Price, or the perception of price, is an important factor. For years, Macs were too expensive for most home users and non-professionals. This is no longer the case, with MacBooks and Mac minis pretty affordable for many people. Apple has made great inroads with ‘democratising’ the Mac (read: selling more hardware) even if, in my opinion, it’s chasing the average consumer too hard at the expense of its professional customers, pushing iPads and iPods while neglecting top-end Macs for too long.
Education is another issue. The average musician, asking in a shop, may well still be pointed towards a PC, because the shop sells them at a hefty markup, whereas they make very little margin on Macs, relying instead on bundling extras with them. I’ve seen this happen more than once. Unbelievably, some people still confidently claim that Macs ‘can’t do’ everything a PC can do. Far from being accurate, the opposite is actually true. Can a PC easily and legally run Mac OS X? Nope.
The other crucial factor in winning over entry-level musicians is image. It’s not that Apple as a whole has an image problem, and it’s certainly a very widely recognised brand. The issue is with the way it portrays itself to musicians at the kind of level we’re talking about. Pro users don’t need convincing: they know the benefits of using a Mac in a serious, commercial music environment. But a lot of the music used in demos, adverts, publicity and at Apple events is distinctly MOR, which won’t appeal to the kids.

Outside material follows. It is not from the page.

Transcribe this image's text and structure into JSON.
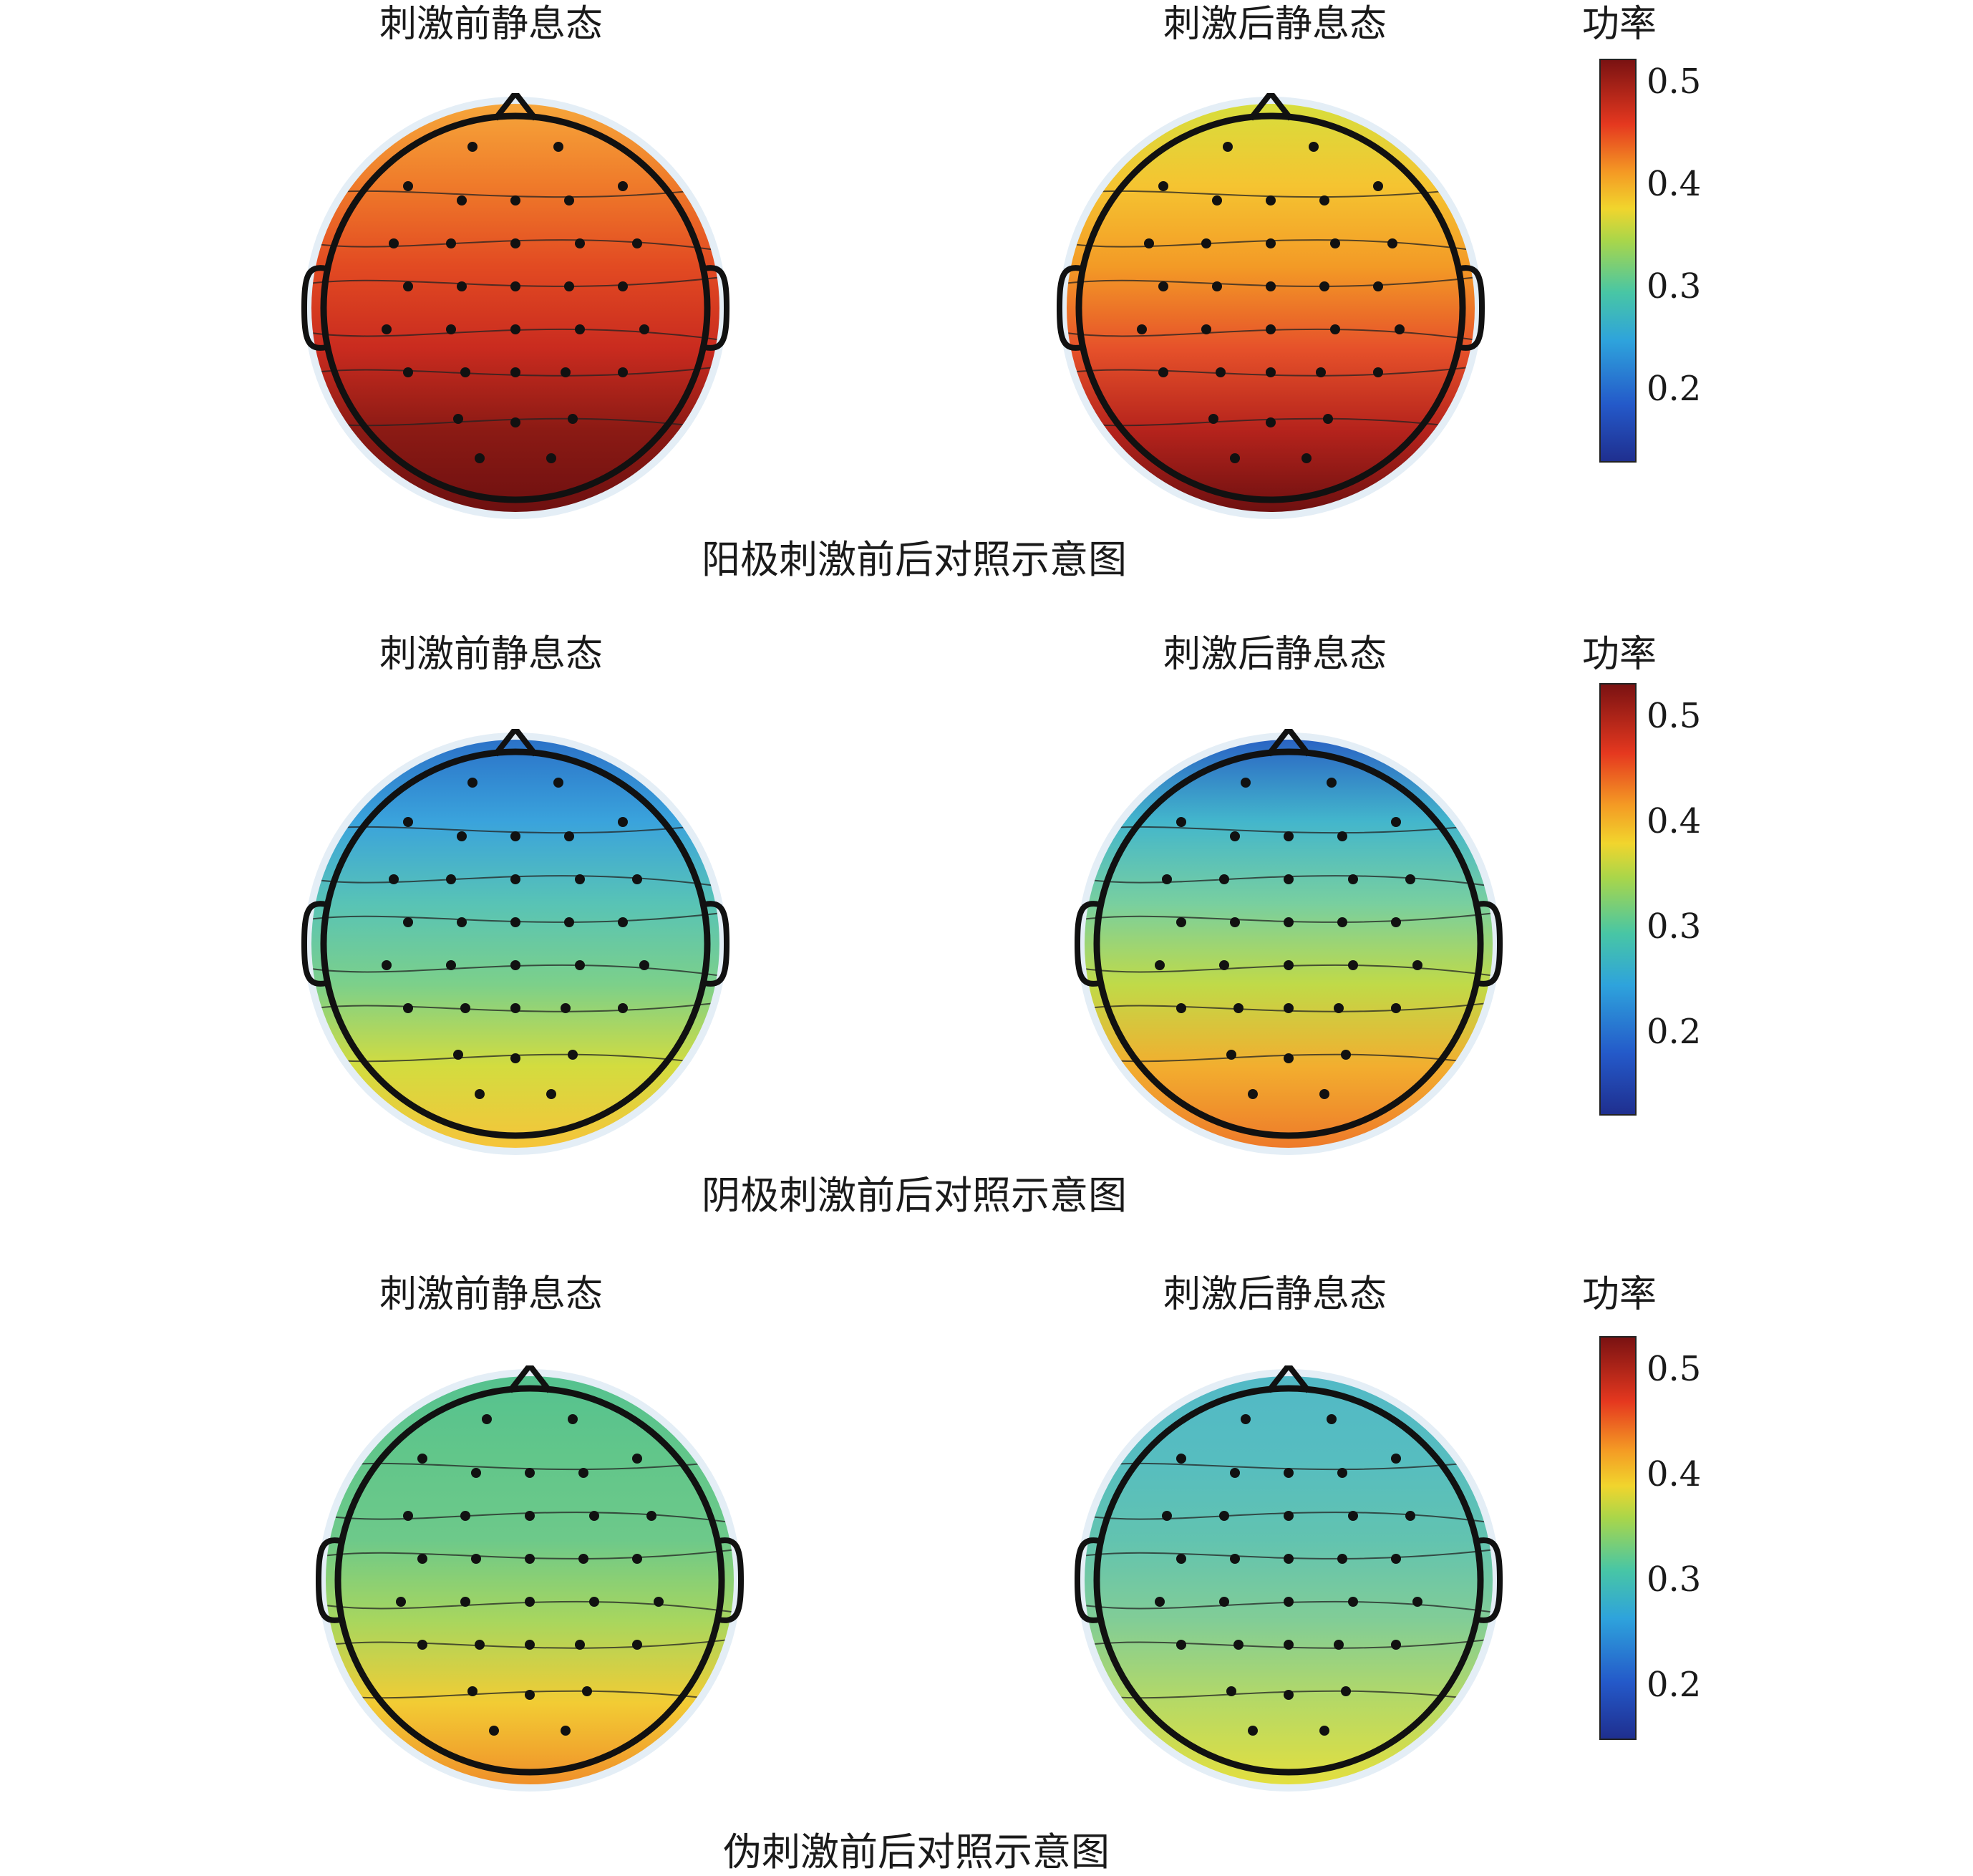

It’s the same for iPhoto, iWeb and iMovie, of course – lots of beautifully produced and totally inoffensive media soundtracked by sickly ballads – and I’m not suggesting they go too far in the other direction. Steve Jobs is entering middle age, after all. It may sound like a small thing, but Apple more than most knows the importance of image. Maybe a separate campaign that younger musicians can relate to, without Apple’s standard slick, homogenised branding? Something that’s cool in a way that a Californian billionaire might not immediately recognise? I have been covering Apple long enough to know that this is fairly unlikely to happen.
It’s not one of these issues on its own – it’s all of them working together that will keep amateur musicians in the Windows world rather than switching to the Mac.
I’ve completely lost count of the number of people I’ve turned on to the Mac, starting over a decade ago. Yes, many of them are creative types, but just as many are average users. A number of them have even become music producers as a result. Some ex-PC people have taken quite a bit of convincing, starting off running mainly Windows in Boot Camp, but then gradually spending more and more time in Mac OS X and eventually abandoning Windows altogether.
They may exist, but I’ve honestly never met or heard of a person who has gone the other way, from Mac to PC. Apple is very good at holding on to musicians – it just needs to convert a few more as they begin their journeys in the world of audio production.